Vendredi 11 Novembre 2016

​​Communiqué n°247 - Semaine 45


Mardi 8 novembre : l’Association Normandie Axe-Seine avait invité, lors de son déjeuner mensuel, Antoine RUFENACHT, ancien ministre, ancien président du Conseil régional de haute Normandie, ancien maire du Havre, ancien Commissaire général pour le développement de la Vallée de la Seine, afin qu’il nous fasse part de son expertise autour du thème : « La Seine du Havre à Paris »

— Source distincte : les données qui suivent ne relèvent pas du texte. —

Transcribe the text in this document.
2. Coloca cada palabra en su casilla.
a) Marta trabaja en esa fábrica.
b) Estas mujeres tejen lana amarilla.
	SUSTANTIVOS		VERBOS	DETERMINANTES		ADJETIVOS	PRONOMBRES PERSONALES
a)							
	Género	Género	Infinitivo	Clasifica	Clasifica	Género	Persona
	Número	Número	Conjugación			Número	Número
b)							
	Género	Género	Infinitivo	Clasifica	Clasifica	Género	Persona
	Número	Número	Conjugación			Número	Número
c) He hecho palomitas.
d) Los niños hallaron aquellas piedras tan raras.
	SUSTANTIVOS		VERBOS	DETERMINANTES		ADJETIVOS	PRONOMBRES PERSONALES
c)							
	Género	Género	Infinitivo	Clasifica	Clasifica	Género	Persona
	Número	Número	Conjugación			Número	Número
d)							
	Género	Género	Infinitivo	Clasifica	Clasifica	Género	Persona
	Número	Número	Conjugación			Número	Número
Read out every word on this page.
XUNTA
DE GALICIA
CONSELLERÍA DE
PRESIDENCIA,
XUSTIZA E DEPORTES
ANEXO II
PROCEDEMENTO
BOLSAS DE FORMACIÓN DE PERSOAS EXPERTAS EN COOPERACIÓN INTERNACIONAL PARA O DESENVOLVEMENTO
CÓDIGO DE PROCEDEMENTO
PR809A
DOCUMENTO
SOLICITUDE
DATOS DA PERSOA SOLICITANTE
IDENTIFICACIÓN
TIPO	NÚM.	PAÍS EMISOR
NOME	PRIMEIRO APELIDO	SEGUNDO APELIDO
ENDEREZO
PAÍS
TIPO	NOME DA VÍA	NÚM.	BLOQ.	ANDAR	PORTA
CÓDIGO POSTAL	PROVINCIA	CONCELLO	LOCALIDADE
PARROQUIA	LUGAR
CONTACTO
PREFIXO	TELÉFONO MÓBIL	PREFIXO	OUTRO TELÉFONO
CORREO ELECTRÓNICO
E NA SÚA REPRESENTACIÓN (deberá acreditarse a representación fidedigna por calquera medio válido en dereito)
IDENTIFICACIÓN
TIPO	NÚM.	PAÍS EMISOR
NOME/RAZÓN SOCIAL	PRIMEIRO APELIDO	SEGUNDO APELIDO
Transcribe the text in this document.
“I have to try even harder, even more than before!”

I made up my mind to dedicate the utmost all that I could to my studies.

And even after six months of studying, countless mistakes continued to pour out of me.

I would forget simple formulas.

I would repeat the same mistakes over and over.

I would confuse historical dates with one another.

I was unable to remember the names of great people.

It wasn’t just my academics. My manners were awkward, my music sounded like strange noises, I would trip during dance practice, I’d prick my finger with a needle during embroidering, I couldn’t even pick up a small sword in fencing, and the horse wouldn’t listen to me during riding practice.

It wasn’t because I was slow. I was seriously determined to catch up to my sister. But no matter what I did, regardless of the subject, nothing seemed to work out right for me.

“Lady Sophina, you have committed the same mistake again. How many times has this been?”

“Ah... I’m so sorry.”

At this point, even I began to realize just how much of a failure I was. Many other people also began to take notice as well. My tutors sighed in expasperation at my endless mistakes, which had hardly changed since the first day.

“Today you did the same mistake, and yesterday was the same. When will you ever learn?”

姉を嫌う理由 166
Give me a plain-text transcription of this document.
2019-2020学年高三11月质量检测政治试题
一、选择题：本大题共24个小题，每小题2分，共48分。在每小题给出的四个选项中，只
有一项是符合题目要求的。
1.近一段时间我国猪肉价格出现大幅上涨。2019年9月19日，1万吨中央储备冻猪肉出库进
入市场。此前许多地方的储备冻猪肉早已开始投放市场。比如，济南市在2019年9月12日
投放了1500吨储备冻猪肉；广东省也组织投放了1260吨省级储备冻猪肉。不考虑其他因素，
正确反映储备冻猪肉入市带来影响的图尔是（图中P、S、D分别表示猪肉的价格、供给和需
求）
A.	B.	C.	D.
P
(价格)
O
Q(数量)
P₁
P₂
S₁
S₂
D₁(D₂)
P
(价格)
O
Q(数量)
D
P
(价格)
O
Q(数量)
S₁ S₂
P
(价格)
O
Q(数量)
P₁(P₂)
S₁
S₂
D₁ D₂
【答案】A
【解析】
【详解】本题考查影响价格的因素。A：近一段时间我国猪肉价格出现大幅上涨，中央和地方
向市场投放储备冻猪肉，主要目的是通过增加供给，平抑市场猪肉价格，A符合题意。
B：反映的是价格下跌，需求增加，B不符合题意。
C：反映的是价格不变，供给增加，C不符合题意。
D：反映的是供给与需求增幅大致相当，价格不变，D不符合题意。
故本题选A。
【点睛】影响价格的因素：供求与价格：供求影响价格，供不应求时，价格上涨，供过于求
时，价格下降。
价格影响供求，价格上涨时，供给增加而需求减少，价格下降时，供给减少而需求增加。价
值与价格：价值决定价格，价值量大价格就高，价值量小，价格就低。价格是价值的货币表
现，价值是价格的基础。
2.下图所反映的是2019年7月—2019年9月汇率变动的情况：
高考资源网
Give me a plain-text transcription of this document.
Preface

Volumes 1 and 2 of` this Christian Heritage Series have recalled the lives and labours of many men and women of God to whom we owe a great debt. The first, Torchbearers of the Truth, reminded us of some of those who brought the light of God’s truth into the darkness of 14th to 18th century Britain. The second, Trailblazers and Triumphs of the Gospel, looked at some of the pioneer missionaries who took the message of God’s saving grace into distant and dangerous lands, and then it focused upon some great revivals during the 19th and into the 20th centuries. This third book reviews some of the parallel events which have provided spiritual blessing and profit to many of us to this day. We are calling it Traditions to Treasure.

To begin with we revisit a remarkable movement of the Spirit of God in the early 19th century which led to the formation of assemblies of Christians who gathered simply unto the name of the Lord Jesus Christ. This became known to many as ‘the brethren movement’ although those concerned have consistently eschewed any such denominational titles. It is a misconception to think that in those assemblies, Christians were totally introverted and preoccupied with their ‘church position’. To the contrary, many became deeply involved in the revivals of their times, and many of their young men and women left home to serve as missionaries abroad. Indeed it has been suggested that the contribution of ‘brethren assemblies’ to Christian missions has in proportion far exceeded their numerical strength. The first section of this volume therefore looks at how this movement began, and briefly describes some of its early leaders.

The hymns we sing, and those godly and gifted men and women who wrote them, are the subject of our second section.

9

Récemment (n° 469, en date du 7 novembre), M. Bertrand Tierce, dans sa lettre d’information La Chronique de Normandie, mettait les pieds dans le plat : « Paris, la Région Île-de-France, se fichent comme d’une guigne de l’Axe Seine »…

En rapprochant ces deux faits, il nous paraît important de faire le point sur ce dossier à la veille d’échéances électorales décisives pour l’avenir de la France, donc aussi de la Normandie, pour laquelle le devenir de l’Axe Seine est tellement essentiel et vital que c’est un sujet d’ampleur nationale. Se profilent, en effet, derrière le développement de la Vallée de la Seine, la question de la politique maritime de la France, l’Arlésienne pluriséculaire de la politique générale de l’État français, trop souvent réduit à la notion d’État – parisien, et la question plus récente, mais tout aussi prégnante, de l’ambition de Paris – Ville-monde…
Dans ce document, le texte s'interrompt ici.